Masangkay se sintió traicionado, y el mundo científico le cogió tanta rabia a McFarlane que aún no se lo ha perdonado.
Brambell asintió, amodorrado. La historia era interesante. Quizá diera para una buena novela, aunque un poco sensacionalista. Alguien capaz de hacerle justicia habría sido Jack London. No, mejor: Conrad.
—Me preocupa McFarlane —dijo Glinn, interrumpiendo sus meditaciones—. Aquí no podemos permitirnos que pase nada por el estilo, porque lo mandaría todo al traste. Si fue capaz de traicionar a su propio cuñado, mucho más lo será de traicionar a Lloyd y EES.
—¿Traicionarle? ¿Para qué? —bostezó Brambell—. Lloyd tiene dinero a espuertas, y se le ve con muchas ganas de ir firmando cheques.
—Bueno, no digo que McFarlane no trabaje por dinero, pero en este caso hay algo más.
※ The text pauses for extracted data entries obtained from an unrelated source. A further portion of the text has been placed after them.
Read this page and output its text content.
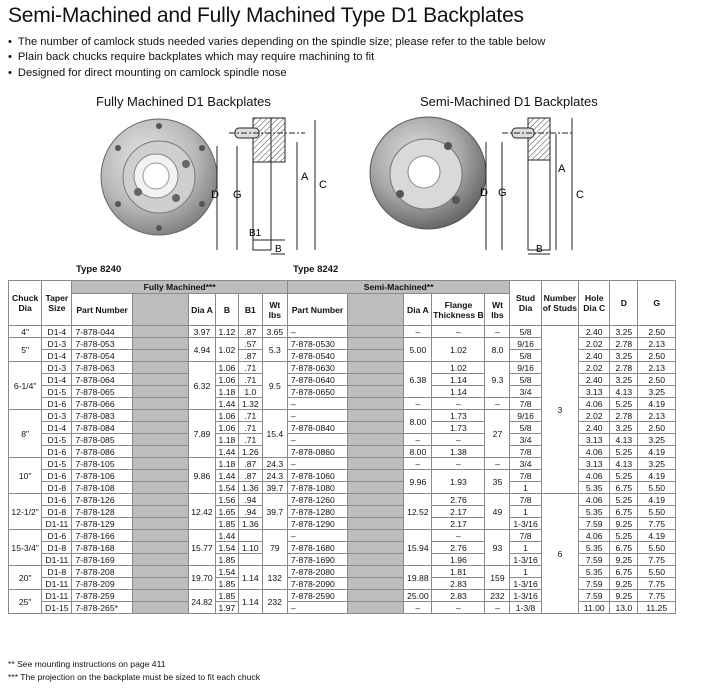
Semi-Machined and Fully Machined Type D1 Backplates
• The number of camlock studs needed varies depending on the spindle size; please refer to the table below
• Plain back chucks require backplates which may require machining to fit
• Designed for direct mounting on camlock spindle nose
Fully Machined D1 Backplates	Semi-Machined D1 Backplates
D G
A
C
B1
B
D G
A
C
B
Type 8240	Type 8242
Chuck Dia	Taper Size	Fully Machined***						Semi-Machined**					Stud Dia	Number of Studs	Hole Dia C	D	G
		Part Number		Dia A	B	B1	Wt lbs	Part Number		Dia A	Flange Thickness B	Wt lbs					
4"	D1-4	7-878-044		3.97	1.12	.87	3.65	–		–	–	–	5/8	3	2.40	3.25	2.50
5"	D1-3	7-878-053		4.94	1.02	.57	5.3	7-878-0530		5.00	1.02	8.0	9/16		2.02	2.78	2.13
	D1-4	7-878-054				.87		7-878-0540					5/8		2.40	3.25	2.50
6-1/4"	D1-3	7-878-063		6.32	1.06	.71	9.5	7-878-0630		6.38	1.02	9.3	9/16		2.02	2.78	2.13
	D1-4	7-878-064			1.06	.71		7-878-0640			1.14		5/8		2.40	3.25	2.50
	D1-5	7-878-065			1.18	1.0		7-878-0650			1.14		3/4		3.13	4.13	3.25
	D1-6	7-878-066			1.44	1.32		–		–	–	–	7/8		4.06	5.25	4.19
8"	D1-3	7-878-083		7.89	1.06	.71	15.4	–		8.00	1.73	27	9/16		2.02	2.78	2.13
	D1-4	7-878-084			1.06	.71		7-878-0840			1.73		5/8		2.40	3.25	2.50
	D1-5	7-878-085			1.18	.71		–		–	–		3/4		3.13	4.13	3.25
	D1-6	7-878-086			1.44	1.26		7-878-0860		8.00	1.38		7/8		4.06	5.25	4.19
10"	D1-5	7-878-105		9.86	1.18	.87	24.3	–		–	–	–	3/4		3.13	4.13	3.25
	D1-6	7-878-106			1.44	.87	24.3	7-878-1060		9.96	1.93	35	7/8		4.06	5.25	4.19
	D1-8	7-878-108			1.54	1.36	39.7	7-878-1080					1		5.35	6.75	5.50
12-1/2"	D1-6	7-878-126		12.42	1.56	.94	39.7	7-878-1260		12.52	2.76	49	7/8	6	4.06	5.25	4.19
	D1-8	7-878-128			1.65	.94		7-878-1280			2.17		1		5.35	6.75	5.50
	D1-11	7-878-129			1.85	1.36		7-878-1290			2.17		1-3/16		7.59	9.25	7.75
15-3/4"	D1-6	7-878-166		15.77	1.44		79	–		15.94	–	93	7/8		4.06	5.25	4.19
	D1-8	7-878-168			1.54	1.10		7-878-1680			2.76		1		5.35	6.75	5.50
	D1-11	7-878-169			1.85			7-878-1690			1.96		1-3/16		7.59	9.25	7.75
20"	D1-8	7-878-208		19.70	1.54	1.14	132	7-878-2080		19.88	1.81	159	1		5.35	6.75	5.50
	D1-11	7-878-209			1.85			7-878-2090			2.83		1-3/16		7.59	9.25	7.75
25"	D1-11	7-878-259		24.82	1.85	1.14	232	7-878-2590		25.00	2.83	232	1-3/16		7.59	9.25	7.75
	D1-15	7-878-265*			1.97			–		–	–	–	1-3/8		11.00	13.0	11.25
** See mounting instructions on page 411
*** The projection on the backplate must be sized to fit each chuck
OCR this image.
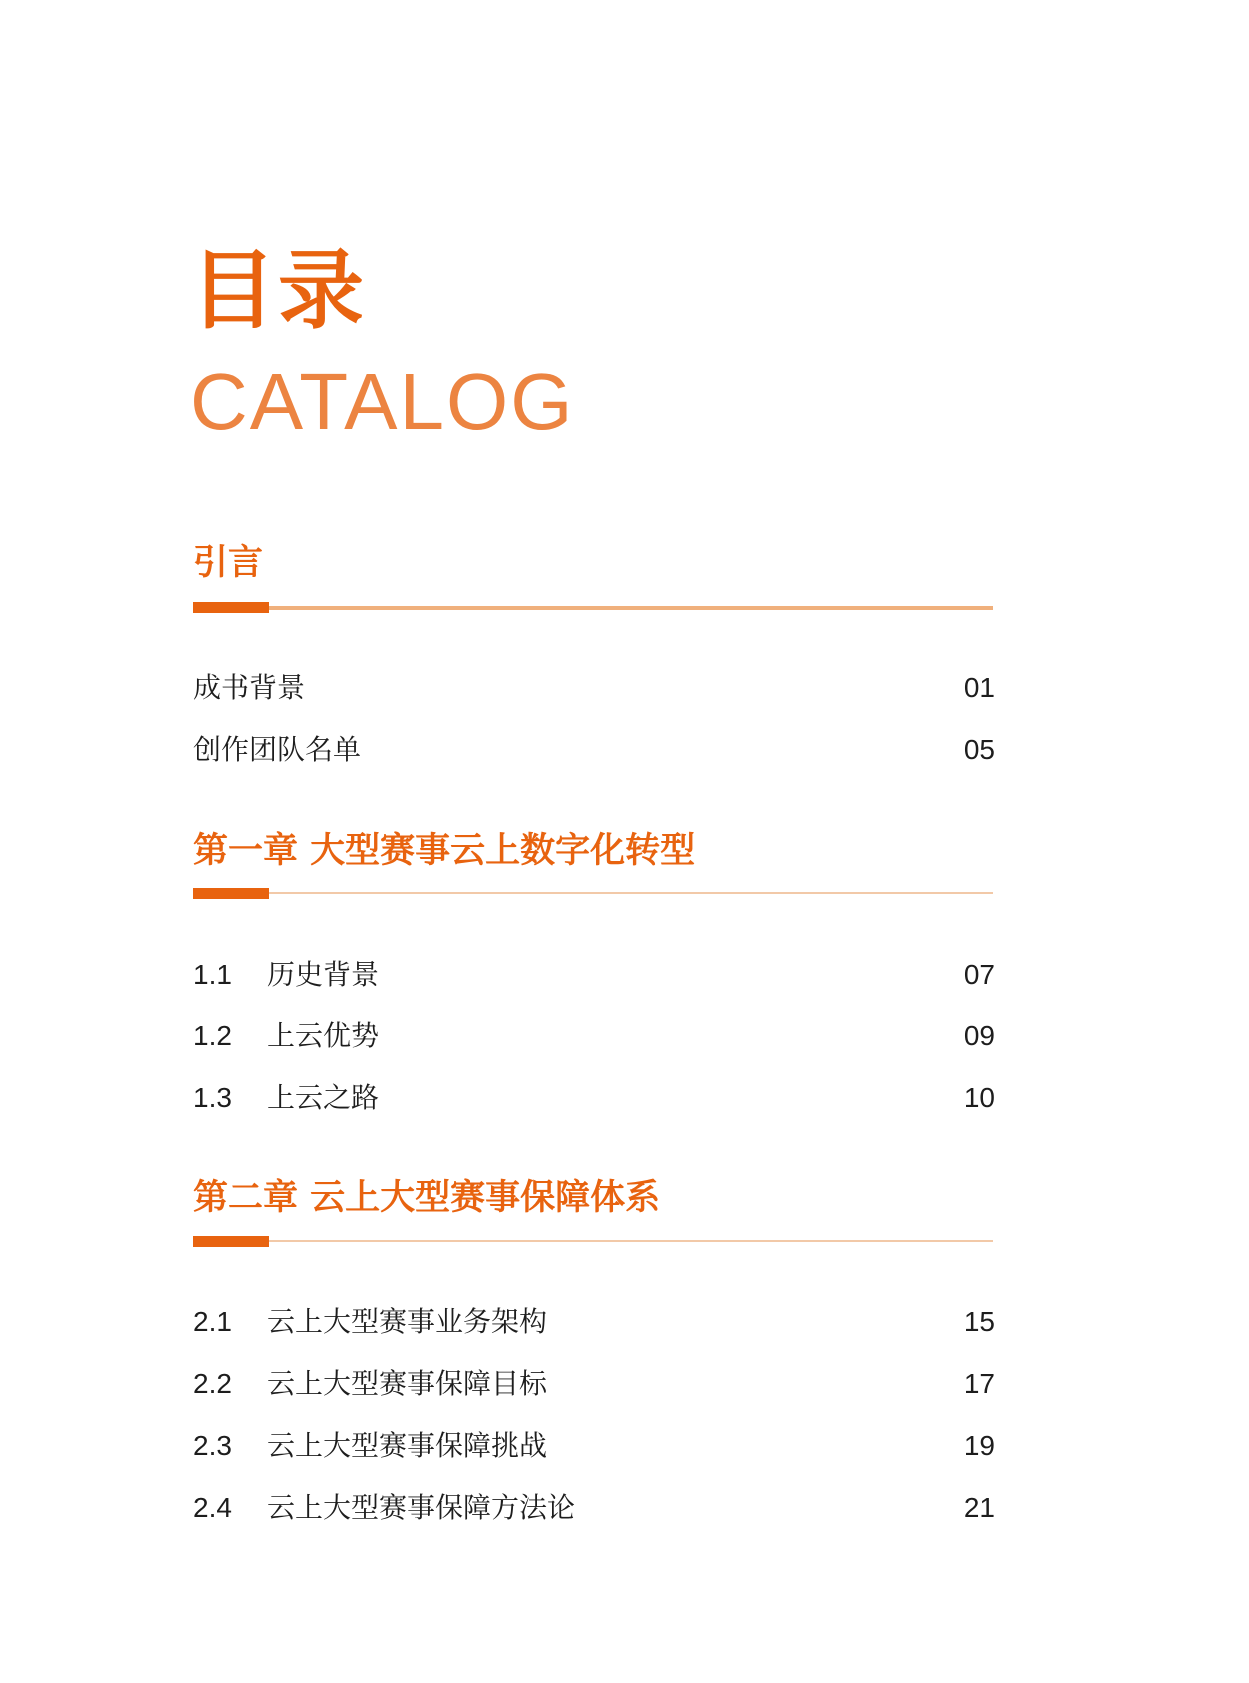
目录
CATALOG
引言
成书背景	01
创作团队名单	05
第一章 大型赛事云上数字化转型
1.1 历史背景	07
1.2 上云优势	09
1.3 上云之路	10
第二章 云上大型赛事保障体系
2.1 云上大型赛事业务架构	15
2.2 云上大型赛事保障目标	17
2.3 云上大型赛事保障挑战	19
2.4 云上大型赛事保障方法论	21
El meteorito que buscamos tiene propiedades muy peculiares. A la que McFarlane se obsesione como con el Tornarssuk… —Glinn titubeó—. Por ejemplo, si tuviéramos que usar la compuerta de seguridad sería en un momento extremadamente crítico, y contaría cada segundo. No quiero que se le ocurra a nadie intentar impedirlo.